What Romney really said was that Trump is gauche and un-respectable but that he will vote with Trump when they agree on specific policies. This is hardly a controversial stance. It’s quite difficult to argue with. And it is a stance Romney is in a very good position to make. Romney won’t face reelection until 2024, when Trump won’t be on the ballot even under the most catastrophic scenario. He also represents a state that is extremely Republican but not terribly friendly, relative to being so red, to Trump. You can say that Romney’s comments are more than most other Republican elected officials have been willing to make. But that’s certainly not saying much. And again, this is the first time we’ve seen any Republican elected official who didn’t face voters until 2024.

Will Romney challenge Trump? Very, very unlikely. Mitt Romney isn’t a suicide run kind of guy or the type who would see it as a good use of his time to mount a presidential campaign to make a point or to damage a GOP incumbent. He’s someone who thought and undoubtedly still thinks he should really be President. And in lineage and resume terms, he’s got a decent argument. Romney is the son of a popular Republican governor, a big success in business, governor himself and now a senator. He won’t spend 18 months of his life running around the country to make a point.

There are only two Republicans who can deny Donald Trump the 2020 nomination: Robert Mueller or Donald Trump. Even in the face of sagging public support he remains very popular among Republicans. Romney, meanwhile, is the least well positioned guy to challenge him.

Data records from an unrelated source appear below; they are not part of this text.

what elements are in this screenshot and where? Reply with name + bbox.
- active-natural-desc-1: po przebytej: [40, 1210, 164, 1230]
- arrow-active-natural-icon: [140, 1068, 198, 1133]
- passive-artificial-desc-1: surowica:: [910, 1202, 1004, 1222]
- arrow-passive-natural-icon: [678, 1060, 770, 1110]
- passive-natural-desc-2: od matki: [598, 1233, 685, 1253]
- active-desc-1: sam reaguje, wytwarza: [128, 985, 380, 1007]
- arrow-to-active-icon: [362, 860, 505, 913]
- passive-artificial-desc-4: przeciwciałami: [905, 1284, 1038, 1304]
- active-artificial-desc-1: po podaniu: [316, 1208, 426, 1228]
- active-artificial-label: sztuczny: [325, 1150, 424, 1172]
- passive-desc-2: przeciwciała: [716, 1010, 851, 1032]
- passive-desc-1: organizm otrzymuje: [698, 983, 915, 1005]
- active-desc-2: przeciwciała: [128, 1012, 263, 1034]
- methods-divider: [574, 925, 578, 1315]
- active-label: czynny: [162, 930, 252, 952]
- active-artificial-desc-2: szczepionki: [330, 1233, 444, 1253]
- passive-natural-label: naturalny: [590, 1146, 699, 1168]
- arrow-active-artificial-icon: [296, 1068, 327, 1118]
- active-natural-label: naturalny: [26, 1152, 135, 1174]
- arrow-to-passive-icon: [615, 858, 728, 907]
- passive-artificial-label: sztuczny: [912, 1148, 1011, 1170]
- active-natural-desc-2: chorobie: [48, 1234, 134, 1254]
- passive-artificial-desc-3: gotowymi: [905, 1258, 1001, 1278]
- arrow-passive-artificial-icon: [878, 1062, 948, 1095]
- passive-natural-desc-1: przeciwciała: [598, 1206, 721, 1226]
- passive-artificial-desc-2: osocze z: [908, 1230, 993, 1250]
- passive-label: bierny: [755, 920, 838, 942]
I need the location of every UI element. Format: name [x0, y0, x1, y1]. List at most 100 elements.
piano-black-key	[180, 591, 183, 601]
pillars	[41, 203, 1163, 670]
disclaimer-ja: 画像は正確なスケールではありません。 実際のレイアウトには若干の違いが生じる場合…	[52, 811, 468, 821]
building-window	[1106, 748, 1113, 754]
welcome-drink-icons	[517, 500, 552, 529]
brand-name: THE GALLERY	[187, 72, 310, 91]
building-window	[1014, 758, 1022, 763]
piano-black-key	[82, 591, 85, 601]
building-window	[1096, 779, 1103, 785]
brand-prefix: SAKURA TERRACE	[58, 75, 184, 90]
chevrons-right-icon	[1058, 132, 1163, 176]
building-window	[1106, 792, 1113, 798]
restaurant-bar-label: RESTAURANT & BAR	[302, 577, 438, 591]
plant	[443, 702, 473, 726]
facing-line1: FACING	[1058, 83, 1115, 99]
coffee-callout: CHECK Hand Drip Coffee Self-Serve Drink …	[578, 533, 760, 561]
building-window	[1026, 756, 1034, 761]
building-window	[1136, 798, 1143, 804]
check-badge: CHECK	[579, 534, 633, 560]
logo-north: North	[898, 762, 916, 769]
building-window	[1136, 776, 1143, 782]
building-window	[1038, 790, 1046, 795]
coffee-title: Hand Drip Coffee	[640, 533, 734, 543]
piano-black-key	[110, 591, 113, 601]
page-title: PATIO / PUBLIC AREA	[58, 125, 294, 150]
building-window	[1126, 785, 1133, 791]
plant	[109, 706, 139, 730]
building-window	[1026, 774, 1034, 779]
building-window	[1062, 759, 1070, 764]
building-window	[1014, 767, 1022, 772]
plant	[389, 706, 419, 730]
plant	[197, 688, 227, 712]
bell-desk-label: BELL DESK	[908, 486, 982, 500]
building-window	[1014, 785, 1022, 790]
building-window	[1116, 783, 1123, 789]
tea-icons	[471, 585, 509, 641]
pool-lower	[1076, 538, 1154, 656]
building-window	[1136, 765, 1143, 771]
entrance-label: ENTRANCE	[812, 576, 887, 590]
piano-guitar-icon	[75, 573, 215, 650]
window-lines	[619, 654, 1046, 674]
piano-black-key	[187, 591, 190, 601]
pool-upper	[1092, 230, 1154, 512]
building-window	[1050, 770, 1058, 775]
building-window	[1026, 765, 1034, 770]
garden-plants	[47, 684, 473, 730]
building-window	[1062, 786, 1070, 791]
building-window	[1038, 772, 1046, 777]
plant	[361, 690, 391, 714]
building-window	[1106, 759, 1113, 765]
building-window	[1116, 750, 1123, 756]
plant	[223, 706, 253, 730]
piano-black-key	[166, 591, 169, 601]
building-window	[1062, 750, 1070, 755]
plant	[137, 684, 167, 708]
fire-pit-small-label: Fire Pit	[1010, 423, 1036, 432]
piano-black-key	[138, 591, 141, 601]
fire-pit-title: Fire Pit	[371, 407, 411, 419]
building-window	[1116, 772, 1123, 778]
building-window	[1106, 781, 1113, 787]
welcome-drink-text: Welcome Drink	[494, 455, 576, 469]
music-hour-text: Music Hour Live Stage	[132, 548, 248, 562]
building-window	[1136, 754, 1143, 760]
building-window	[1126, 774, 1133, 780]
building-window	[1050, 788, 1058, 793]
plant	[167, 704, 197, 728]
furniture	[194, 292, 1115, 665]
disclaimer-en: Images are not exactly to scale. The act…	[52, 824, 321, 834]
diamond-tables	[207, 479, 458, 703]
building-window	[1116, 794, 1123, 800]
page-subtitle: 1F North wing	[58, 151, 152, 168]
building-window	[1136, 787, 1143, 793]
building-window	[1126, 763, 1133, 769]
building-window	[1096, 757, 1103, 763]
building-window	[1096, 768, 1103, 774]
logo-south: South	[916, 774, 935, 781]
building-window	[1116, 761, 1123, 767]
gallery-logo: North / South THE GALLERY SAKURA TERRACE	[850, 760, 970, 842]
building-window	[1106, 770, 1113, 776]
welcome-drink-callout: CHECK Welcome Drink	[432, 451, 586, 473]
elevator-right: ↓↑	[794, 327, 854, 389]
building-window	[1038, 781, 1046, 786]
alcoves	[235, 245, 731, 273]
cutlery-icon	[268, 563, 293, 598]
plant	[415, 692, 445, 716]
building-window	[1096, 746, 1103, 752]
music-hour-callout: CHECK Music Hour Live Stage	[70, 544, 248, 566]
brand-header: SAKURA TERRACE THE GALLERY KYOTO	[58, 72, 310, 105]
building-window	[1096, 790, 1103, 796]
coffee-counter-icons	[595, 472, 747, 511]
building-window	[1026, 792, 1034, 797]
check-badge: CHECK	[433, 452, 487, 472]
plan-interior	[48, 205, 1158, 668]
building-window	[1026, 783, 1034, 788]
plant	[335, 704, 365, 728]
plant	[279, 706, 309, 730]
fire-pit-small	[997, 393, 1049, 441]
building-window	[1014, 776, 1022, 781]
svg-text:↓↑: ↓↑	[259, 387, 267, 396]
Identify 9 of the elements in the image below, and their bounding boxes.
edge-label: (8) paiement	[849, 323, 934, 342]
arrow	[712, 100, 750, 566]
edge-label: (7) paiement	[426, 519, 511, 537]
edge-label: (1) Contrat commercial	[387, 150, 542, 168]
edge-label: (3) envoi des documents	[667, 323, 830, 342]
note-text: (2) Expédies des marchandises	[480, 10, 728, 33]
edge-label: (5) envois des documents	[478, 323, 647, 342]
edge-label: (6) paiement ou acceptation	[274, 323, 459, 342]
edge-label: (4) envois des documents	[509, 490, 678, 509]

What Romney is doing is pretty clear, carving out a position where he can comfortably be a critic of the President’s loutishness and bad character while still remaining orthodox on all key issues and not actually challenging Trump where it matters – foreign policy and oversight. Let’s be clear. What Romney’s doing isn’t nothing. Most of his colleagues, even the newcomers are eager and happy to be Trump lickspittles and toadies. Romney isn’t doing that. That’s not nothing. But it’s not a lot more than nothing.